CV is the ratio of SD to the Target Value (the mean calculated from the peer group performance per analyte), therefore the closer the data per analyte is closer to the target value, the more precise the results are. XT as seen above continuously provides a CV that is greater than that of Advia for most analytes, which means it provides results that are closer to the target value more frequently, which equates to more precise results.

Accuracy refers to the deviation of a measurement from the true value of the quantity being measured [21]. Mean helps us determine the accuracy and is mostly proven by External Quality Control and Internal Quality Control programs [22]. If the instrument report results are within acceptable known sample limits determined by a specific laboratory and do so repeatedly, then, one may conclude that the instrument will report reliable results for unknown patient sample (Doc no.3295 – PathCare Quality Control Manual). XT again proves to generally produce a lower mean for most analytes than Advia. The instrument is therefore more reliable.

 

Conclusion

 

For this study, z-score results from the NHLS EQA reports were used to collect data. The target z-score of the NHLS EQA program in South Africa is 2SD and therefore, the performance of both instruments is acceptable. However, as observed from the results above, it can be concluded that XT gives more accurate (mean) and precise (SD) results in comparison to Advia.

The results concluded are based on a technical study of these two instruments.

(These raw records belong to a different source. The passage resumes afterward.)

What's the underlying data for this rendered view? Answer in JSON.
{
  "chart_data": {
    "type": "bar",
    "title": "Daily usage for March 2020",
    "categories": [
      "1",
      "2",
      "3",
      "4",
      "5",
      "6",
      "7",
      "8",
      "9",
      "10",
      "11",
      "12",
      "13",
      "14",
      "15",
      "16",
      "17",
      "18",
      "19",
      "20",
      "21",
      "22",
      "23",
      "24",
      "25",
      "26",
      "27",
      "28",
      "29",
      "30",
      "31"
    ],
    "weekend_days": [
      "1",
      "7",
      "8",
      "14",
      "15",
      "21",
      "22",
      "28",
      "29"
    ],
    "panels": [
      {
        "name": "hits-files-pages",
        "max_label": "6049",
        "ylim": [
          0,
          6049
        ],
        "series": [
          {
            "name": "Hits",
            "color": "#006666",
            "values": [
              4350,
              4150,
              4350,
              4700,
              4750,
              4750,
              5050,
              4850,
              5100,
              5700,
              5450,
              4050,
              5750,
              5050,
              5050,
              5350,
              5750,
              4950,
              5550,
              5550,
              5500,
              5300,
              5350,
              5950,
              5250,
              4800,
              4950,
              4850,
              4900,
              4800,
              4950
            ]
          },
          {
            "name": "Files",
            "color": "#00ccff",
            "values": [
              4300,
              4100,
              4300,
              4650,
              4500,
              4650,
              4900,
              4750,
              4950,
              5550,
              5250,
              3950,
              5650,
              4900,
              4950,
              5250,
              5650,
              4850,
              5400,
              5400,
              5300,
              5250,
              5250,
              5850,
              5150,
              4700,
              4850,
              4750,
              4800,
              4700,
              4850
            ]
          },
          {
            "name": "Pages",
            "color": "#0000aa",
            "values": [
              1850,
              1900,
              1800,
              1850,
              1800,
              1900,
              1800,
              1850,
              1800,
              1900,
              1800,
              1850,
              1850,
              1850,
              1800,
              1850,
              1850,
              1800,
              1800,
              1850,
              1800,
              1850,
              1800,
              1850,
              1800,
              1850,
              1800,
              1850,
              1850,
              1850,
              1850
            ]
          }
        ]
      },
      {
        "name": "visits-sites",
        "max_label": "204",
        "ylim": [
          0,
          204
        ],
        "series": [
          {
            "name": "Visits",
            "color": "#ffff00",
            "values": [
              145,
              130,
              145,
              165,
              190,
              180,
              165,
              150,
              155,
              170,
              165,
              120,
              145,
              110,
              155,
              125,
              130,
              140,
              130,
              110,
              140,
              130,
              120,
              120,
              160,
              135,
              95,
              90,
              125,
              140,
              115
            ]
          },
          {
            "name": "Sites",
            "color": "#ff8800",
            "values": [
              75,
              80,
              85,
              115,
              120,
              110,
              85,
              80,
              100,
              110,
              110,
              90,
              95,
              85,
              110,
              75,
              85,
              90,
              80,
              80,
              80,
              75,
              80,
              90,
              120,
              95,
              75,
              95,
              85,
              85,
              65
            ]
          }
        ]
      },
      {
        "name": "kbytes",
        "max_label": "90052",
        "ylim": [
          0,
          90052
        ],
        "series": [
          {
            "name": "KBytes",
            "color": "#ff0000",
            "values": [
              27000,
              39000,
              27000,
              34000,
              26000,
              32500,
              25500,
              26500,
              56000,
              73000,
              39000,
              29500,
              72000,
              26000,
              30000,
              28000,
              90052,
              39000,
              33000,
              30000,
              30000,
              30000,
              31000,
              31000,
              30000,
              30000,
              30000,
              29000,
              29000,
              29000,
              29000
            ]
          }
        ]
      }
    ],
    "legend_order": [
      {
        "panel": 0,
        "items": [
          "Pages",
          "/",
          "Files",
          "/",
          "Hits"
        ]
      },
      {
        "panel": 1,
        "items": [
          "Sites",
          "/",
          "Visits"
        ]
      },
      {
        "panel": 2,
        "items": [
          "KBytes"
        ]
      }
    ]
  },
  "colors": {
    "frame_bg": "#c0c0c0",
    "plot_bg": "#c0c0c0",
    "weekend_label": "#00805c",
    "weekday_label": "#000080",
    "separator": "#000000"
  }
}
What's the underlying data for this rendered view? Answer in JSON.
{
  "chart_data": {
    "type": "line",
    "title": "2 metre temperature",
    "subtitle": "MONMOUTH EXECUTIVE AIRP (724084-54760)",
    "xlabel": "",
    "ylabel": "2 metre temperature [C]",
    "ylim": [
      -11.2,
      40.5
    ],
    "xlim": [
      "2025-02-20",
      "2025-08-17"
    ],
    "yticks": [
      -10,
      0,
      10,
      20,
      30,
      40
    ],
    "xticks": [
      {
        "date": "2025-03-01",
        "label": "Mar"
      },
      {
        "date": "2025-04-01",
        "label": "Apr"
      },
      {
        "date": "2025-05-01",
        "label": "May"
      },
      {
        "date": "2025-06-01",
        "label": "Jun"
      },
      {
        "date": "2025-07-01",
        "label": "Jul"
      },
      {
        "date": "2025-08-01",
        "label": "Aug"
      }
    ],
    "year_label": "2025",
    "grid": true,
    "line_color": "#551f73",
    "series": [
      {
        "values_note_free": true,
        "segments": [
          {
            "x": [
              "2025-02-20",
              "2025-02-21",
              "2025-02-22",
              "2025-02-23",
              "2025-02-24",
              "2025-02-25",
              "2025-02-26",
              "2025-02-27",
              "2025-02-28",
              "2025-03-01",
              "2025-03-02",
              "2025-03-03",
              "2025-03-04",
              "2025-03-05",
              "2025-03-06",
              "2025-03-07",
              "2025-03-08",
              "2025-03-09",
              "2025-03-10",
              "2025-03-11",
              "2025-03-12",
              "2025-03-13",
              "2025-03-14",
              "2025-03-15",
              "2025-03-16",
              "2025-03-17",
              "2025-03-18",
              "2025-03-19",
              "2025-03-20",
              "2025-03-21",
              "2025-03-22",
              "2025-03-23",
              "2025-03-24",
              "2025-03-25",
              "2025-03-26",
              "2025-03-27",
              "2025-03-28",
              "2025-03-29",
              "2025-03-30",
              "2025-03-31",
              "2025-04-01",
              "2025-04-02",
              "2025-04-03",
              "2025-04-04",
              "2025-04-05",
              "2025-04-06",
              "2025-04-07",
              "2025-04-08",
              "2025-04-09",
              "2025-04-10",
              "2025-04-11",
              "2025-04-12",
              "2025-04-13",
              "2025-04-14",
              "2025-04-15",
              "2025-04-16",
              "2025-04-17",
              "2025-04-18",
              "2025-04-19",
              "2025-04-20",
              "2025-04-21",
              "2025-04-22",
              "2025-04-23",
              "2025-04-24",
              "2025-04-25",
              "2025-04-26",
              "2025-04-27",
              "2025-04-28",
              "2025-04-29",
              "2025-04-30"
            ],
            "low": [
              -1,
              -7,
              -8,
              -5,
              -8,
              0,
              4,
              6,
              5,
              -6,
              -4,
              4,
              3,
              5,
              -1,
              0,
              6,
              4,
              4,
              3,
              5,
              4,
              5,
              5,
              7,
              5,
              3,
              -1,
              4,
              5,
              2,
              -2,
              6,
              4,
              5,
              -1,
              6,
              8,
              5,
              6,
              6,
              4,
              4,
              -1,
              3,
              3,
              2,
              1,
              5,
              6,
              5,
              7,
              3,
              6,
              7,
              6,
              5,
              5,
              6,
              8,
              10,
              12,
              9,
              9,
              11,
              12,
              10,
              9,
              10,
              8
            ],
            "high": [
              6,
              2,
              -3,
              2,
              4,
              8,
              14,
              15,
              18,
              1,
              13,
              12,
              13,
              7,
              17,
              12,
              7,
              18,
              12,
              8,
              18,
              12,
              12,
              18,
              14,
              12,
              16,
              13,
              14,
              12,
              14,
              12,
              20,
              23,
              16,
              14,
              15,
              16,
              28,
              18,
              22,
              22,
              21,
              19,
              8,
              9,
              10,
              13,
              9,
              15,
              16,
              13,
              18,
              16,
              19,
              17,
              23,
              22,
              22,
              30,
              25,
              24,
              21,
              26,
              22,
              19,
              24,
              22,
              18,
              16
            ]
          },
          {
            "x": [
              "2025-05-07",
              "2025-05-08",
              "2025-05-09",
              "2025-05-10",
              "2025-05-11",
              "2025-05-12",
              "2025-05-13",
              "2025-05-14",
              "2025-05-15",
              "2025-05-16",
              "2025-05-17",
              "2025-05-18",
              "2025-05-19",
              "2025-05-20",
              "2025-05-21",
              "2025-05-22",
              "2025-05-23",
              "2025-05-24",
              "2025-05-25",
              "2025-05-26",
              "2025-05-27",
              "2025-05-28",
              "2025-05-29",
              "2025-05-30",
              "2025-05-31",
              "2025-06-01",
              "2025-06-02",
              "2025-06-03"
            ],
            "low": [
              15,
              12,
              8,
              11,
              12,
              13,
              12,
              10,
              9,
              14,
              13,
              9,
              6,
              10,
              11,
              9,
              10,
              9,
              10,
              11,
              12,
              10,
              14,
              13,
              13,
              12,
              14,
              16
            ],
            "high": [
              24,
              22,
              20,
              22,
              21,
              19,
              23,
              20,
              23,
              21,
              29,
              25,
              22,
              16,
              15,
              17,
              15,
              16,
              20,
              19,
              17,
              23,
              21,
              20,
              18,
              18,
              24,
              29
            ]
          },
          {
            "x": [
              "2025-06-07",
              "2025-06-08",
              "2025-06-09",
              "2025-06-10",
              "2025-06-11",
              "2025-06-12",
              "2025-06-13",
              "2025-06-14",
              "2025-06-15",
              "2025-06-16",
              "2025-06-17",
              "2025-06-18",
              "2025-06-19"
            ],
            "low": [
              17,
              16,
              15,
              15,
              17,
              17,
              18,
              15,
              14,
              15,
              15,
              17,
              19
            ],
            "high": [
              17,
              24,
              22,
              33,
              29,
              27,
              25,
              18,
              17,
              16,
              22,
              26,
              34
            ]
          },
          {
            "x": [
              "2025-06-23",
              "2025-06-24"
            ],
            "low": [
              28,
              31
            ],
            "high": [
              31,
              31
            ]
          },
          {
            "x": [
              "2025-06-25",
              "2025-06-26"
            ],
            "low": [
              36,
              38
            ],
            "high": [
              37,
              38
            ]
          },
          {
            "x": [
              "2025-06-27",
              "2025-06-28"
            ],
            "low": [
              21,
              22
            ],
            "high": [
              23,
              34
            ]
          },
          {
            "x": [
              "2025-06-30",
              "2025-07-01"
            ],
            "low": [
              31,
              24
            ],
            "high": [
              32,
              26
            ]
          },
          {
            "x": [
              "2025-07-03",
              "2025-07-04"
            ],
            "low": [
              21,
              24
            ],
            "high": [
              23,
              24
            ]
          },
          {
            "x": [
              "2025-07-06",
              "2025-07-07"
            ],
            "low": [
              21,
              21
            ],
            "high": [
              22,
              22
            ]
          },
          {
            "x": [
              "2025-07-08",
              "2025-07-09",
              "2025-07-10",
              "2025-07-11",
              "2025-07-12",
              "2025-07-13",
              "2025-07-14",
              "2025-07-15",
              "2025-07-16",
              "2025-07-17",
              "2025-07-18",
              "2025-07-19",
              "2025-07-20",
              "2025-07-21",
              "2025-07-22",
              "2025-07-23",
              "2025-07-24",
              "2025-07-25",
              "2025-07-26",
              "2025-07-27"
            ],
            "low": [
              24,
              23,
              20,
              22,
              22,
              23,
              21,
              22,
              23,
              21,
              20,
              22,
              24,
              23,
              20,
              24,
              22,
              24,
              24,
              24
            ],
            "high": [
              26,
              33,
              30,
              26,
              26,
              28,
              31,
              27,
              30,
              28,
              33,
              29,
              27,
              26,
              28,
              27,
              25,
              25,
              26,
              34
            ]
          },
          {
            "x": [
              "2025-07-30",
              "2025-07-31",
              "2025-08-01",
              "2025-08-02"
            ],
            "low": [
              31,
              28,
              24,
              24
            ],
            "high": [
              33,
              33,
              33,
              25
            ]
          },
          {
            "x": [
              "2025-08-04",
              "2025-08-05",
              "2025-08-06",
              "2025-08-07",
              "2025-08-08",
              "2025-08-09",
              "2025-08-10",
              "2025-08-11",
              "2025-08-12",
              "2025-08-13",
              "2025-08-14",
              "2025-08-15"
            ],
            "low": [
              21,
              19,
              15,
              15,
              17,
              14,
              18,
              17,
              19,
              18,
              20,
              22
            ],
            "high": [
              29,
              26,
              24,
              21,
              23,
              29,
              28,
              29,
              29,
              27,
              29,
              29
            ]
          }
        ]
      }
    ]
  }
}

Future studies can however focus more on the financial implications vs technical evaluation to determine the optimal point between the two analyzers.

Acknowledgments: The NHLS Academic Affairs and Research office for approval of the study and of the plant. NHLS Hematology Department laboratory staff members where the study was performed. The Central University of Technology academic institution.

Conflict of interest: None

Financial support: None

Ethics statement: The University of the Free State Health Sciences Research ethics for approval of the study (UFS-HSD2019/2013/2403).